The barristers were squaring off, trading bits of the Rudmans' lives, when Dave nipped past them and sat down beside her. 'You, him …' He was breathless from the tiny sprint; Cohen flapped behind him. Fischbein said, 'You mustn't approach my client directly,' but Michelle waved him away. When they were let alone, Dave said, 'One thing, tell me one thing – and don't fucking lie. D'you love him? Are you going to take Carl and move in with him? That's all I want to know.' Michelle said, 'I d o n ' t
… I can't say … I'm sorry, David – truly I am.' While what Dave heard her say was It was nothing, it meant nothing … It's over. His guilt did the dubbing.
He moved into the flat on Agincourt Road. He thought something iffy must have been going on with the previous tenant, because the gaff reeked of baby oil, and talcum powder puffed from every square inch of the fitted shag carpet. Every other weekend Dave borrowed a vacuum cleaner from old Mrs Prentice who lived beneath him in a nylon housecoat. Glad of the human contact, she also offered him a box full of polishes and sprays. By the time he went to pick Carl up from his school, the gloomy little flat was spick and span, the Arsenal duvet pancake flat on the boy's bed, the video cassettes a neat little office block.
It was Carl's first year at secondary school, and he begged his father not to come near the place. Dave couldn't keep away. The school backed on to the branch line that ran beside Parliament Hill. Beneath its wonky weathervane and crap campanile the older pupils clustered at the gates. They wore Burberry baseball caps and white, nylon-furred parkas. The mouths of these inner-city Inuits spat consonants hard and sharp as teeth, while the girls' adobe skins suggested they'd been renting Mexico by the half-hour. Yet they seemed entirely sure of themselves, while Dave skulked, and when Carl reluctantly detached himself from his peers, they skulked away together.

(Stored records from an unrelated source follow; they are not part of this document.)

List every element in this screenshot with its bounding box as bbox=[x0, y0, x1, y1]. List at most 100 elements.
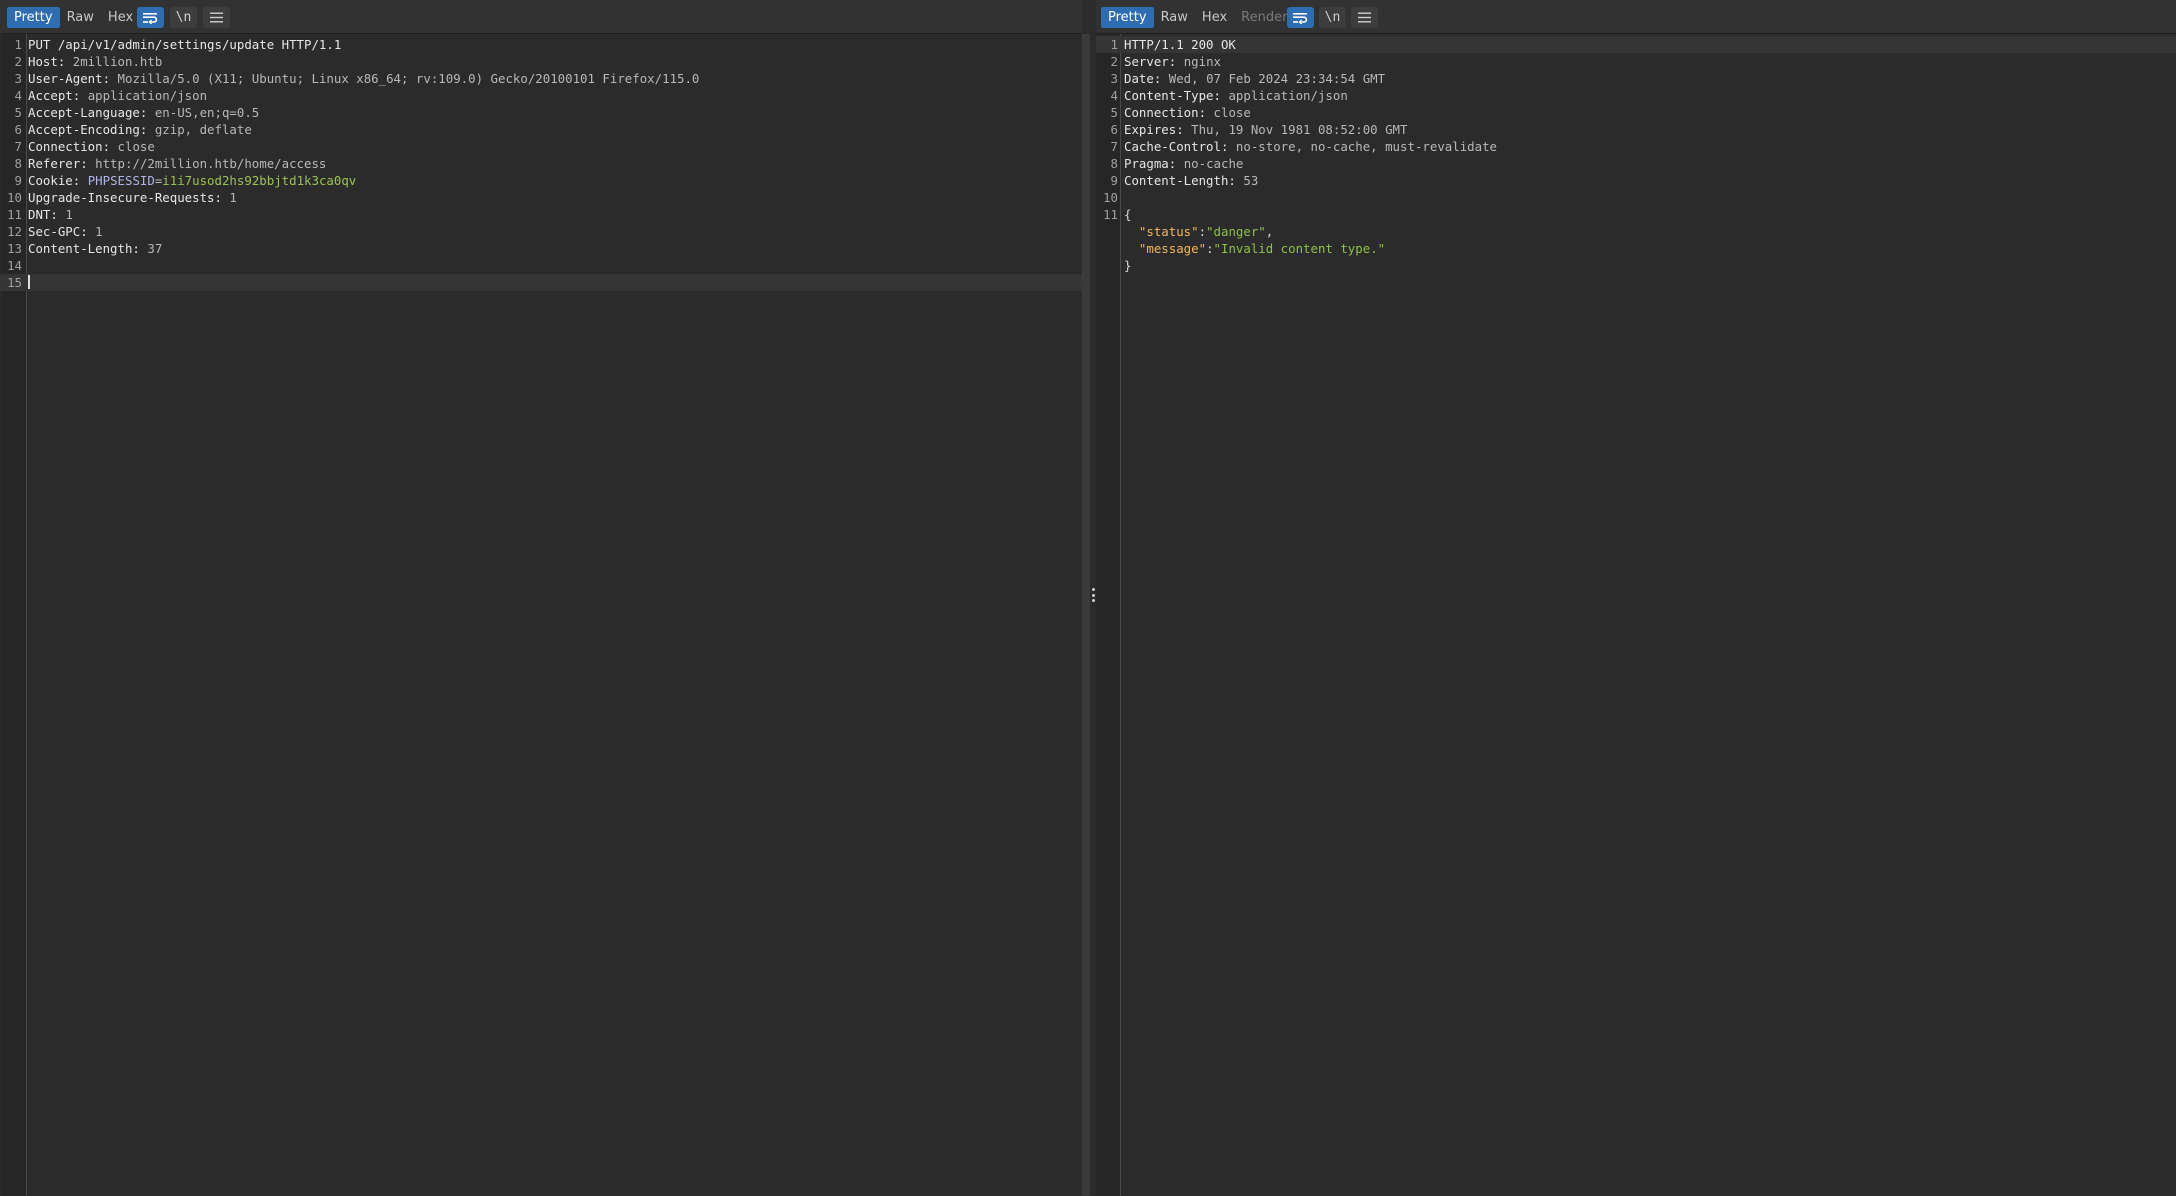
code-line[interactable]: 13 Content-Length: 37 bbox=[0, 240, 1082, 257]
splitter-grip-icon[interactable] bbox=[1091, 588, 1095, 602]
wrap-lines-icon bbox=[143, 12, 158, 24]
code-line[interactable]: 1 PUT /api/v1/admin/settings/update HTTP/… bbox=[0, 36, 1082, 53]
wrap-lines-button[interactable] bbox=[137, 7, 164, 28]
line-content: Content-Type: application/json bbox=[1124, 87, 1348, 104]
line-content: } bbox=[1124, 257, 1131, 274]
code-line[interactable]: 11 { bbox=[1096, 206, 2176, 223]
code-line[interactable]: 1 HTTP/1.1 200 OK bbox=[1096, 36, 2176, 53]
code-token: HTTP/1.1 200 OK bbox=[1124, 37, 1236, 52]
code-line[interactable]: 14 bbox=[0, 257, 1082, 274]
tab-hex[interactable]: Hex bbox=[101, 7, 140, 28]
code-token: "status" bbox=[1138, 224, 1199, 239]
menu-button[interactable] bbox=[1351, 7, 1378, 28]
code-line[interactable]: 3 Date: Wed, 07 Feb 2024 23:34:54 GMT bbox=[1096, 70, 2176, 87]
line-number: 8 bbox=[1110, 156, 1118, 171]
code-line[interactable]: 4 Content-Type: application/json bbox=[1096, 87, 2176, 104]
code-line[interactable]: 2 Server: nginx bbox=[1096, 53, 2176, 70]
code-line[interactable]: 7 Cache-Control: no-store, no-cache, must… bbox=[1096, 138, 2176, 155]
line-content: Pragma: no-cache bbox=[1124, 155, 1243, 172]
line-content: HTTP/1.1 200 OK bbox=[1124, 36, 1236, 53]
code-token: close bbox=[117, 139, 155, 154]
code-token: no-store, no-cache, must-revalidate bbox=[1235, 139, 1497, 154]
code-token: PUT /api/v1/admin/settings/update HTTP/1… bbox=[28, 37, 342, 52]
code-line[interactable]: 10 Upgrade-Insecure-Requests: 1 bbox=[0, 189, 1082, 206]
line-number: 6 bbox=[14, 122, 22, 137]
line-number: 5 bbox=[14, 105, 22, 120]
line-number: 2 bbox=[14, 54, 22, 69]
line-content: Content-Length: 37 bbox=[28, 240, 162, 257]
line-number: 4 bbox=[1110, 88, 1118, 103]
line-content: "message":"Invalid content type." bbox=[1124, 240, 1385, 257]
line-content: Server: nginx bbox=[1124, 53, 1221, 70]
code-token: Cookie: bbox=[28, 173, 88, 188]
http-message-editor: Pretty Raw Hex \n 1 PUT /api/v1/admin/se… bbox=[0, 0, 2176, 1196]
line-number: 7 bbox=[1110, 139, 1118, 154]
show-newlines-button[interactable]: \n bbox=[1319, 7, 1346, 28]
code-token: en-US,en;q=0.5 bbox=[154, 105, 260, 120]
tab-render[interactable]: Render bbox=[1234, 7, 1294, 28]
code-line[interactable]: "status":"danger", bbox=[1096, 223, 2176, 240]
code-token: nginx bbox=[1183, 54, 1221, 69]
code-token: Mozilla/5.0 (X11; Ubuntu; Linux x86_64; … bbox=[117, 71, 700, 86]
line-content: Connection: close bbox=[1124, 104, 1251, 121]
code-line[interactable]: 4 Accept: application/json bbox=[0, 87, 1082, 104]
newline-label: \n bbox=[1324, 10, 1341, 25]
tab-pretty[interactable]: Pretty bbox=[7, 7, 60, 28]
code-token: , bbox=[1265, 224, 1274, 239]
code-line[interactable]: 12 Sec-GPC: 1 bbox=[0, 223, 1082, 240]
code-line[interactable]: 5 Accept-Language: en-US,en;q=0.5 bbox=[0, 104, 1082, 121]
code-line[interactable]: 6 Accept-Encoding: gzip, deflate bbox=[0, 121, 1082, 138]
tab-hex[interactable]: Hex bbox=[1195, 7, 1234, 28]
line-number: 15 bbox=[7, 275, 22, 290]
line-content: Sec-GPC: 1 bbox=[28, 223, 103, 240]
line-number: 2 bbox=[1110, 54, 1118, 69]
code-line[interactable]: 6 Expires: Thu, 19 Nov 1981 08:52:00 GMT bbox=[1096, 121, 2176, 138]
code-line[interactable]: 2 Host: 2million.htb bbox=[0, 53, 1082, 70]
code-token: Upgrade-Insecure-Requests: bbox=[28, 190, 230, 205]
code-token: Wed, 07 Feb 2024 23:34:54 GMT bbox=[1168, 71, 1386, 86]
text-caret bbox=[28, 275, 30, 289]
line-content: Expires: Thu, 19 Nov 1981 08:52:00 GMT bbox=[1124, 121, 1407, 138]
menu-button[interactable] bbox=[203, 7, 230, 28]
tab-raw[interactable]: Raw bbox=[1154, 7, 1195, 28]
code-line[interactable]: "message":"Invalid content type." bbox=[1096, 240, 2176, 257]
line-content: Accept: application/json bbox=[28, 87, 207, 104]
line-content: DNT: 1 bbox=[28, 206, 73, 223]
show-newlines-button[interactable]: \n bbox=[170, 7, 197, 28]
tab-raw[interactable]: Raw bbox=[60, 7, 101, 28]
code-token: Content-Length: bbox=[28, 241, 148, 256]
code-token: 37 bbox=[147, 241, 163, 256]
code-line[interactable]: 8 Referer: http://2million.htb/home/acces… bbox=[0, 155, 1082, 172]
code-line[interactable]: 15 bbox=[0, 274, 1082, 291]
code-line[interactable]: 7 Connection: close bbox=[0, 138, 1082, 155]
response-toolbar: Pretty Raw Hex Render \n bbox=[1096, 0, 2176, 34]
line-content: { bbox=[1124, 206, 1131, 223]
code-line[interactable]: 10 bbox=[1096, 189, 2176, 206]
code-token: Sec-GPC: bbox=[28, 224, 96, 239]
wrap-lines-button[interactable] bbox=[1287, 7, 1314, 28]
code-line[interactable]: 11 DNT: 1 bbox=[0, 206, 1082, 223]
code-token: { bbox=[1124, 207, 1132, 222]
request-editor[interactable]: 1 PUT /api/v1/admin/settings/update HTTP/… bbox=[0, 34, 1082, 1196]
tab-pretty[interactable]: Pretty bbox=[1101, 7, 1154, 28]
code-token: 2million.htb bbox=[72, 54, 163, 69]
line-number: 9 bbox=[1110, 173, 1118, 188]
line-number: 12 bbox=[7, 224, 22, 239]
newline-label: \n bbox=[175, 10, 192, 25]
code-token: application/json bbox=[1228, 88, 1348, 103]
code-line[interactable]: 9 Content-Length: 53 bbox=[1096, 172, 2176, 189]
code-line[interactable]: 8 Pragma: no-cache bbox=[1096, 155, 2176, 172]
line-number: 10 bbox=[7, 190, 22, 205]
code-line[interactable]: 5 Connection: close bbox=[1096, 104, 2176, 121]
code-token: Connection: bbox=[1124, 105, 1214, 120]
code-line[interactable]: 9 Cookie: PHPSESSID=i1i7usod2hs92bbjtd1k3… bbox=[0, 172, 1082, 189]
line-number: 4 bbox=[14, 88, 22, 103]
code-line[interactable]: } bbox=[1096, 257, 2176, 274]
request-view-tabs: Pretty Raw Hex bbox=[7, 7, 140, 28]
line-number: 3 bbox=[1110, 71, 1118, 86]
response-editor[interactable]: 1 HTTP/1.1 200 OK 2 Server: nginx 3 Date: Wed… bbox=[1096, 34, 2176, 1196]
code-token: : bbox=[1198, 224, 1207, 239]
code-line[interactable]: 3 User-Agent: Mozilla/5.0 (X11; Ubuntu; L… bbox=[0, 70, 1082, 87]
line-number: 10 bbox=[1103, 190, 1118, 205]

Runty… Boysie . . .Champ… Tiger… These babyish nicknames were no longer applicable to the rootless stripling who flopped along by Dave's side. After the first couple of weekends they spent together, Dave was disabused of the idea that he knew intuitively what to do with the lad. If he didn't put together an exhaustive programme they were thrown back on each other's company – and Dave hadn't a clue what to say to Carl. Already he detected an awful adolescent surliness in him – isolated words roamed aimlessly in the lad's down-turned mouth. Was this payback for those livid marks? Whatever Dave uttered sounded tinny and insincere; he was reduced to the role of chirpy cockney cabbie. They had to talk fucking football. And go for endless kick-abouts. Belatedly Dave understood why the gulf between him and his own father had been unbridgeable.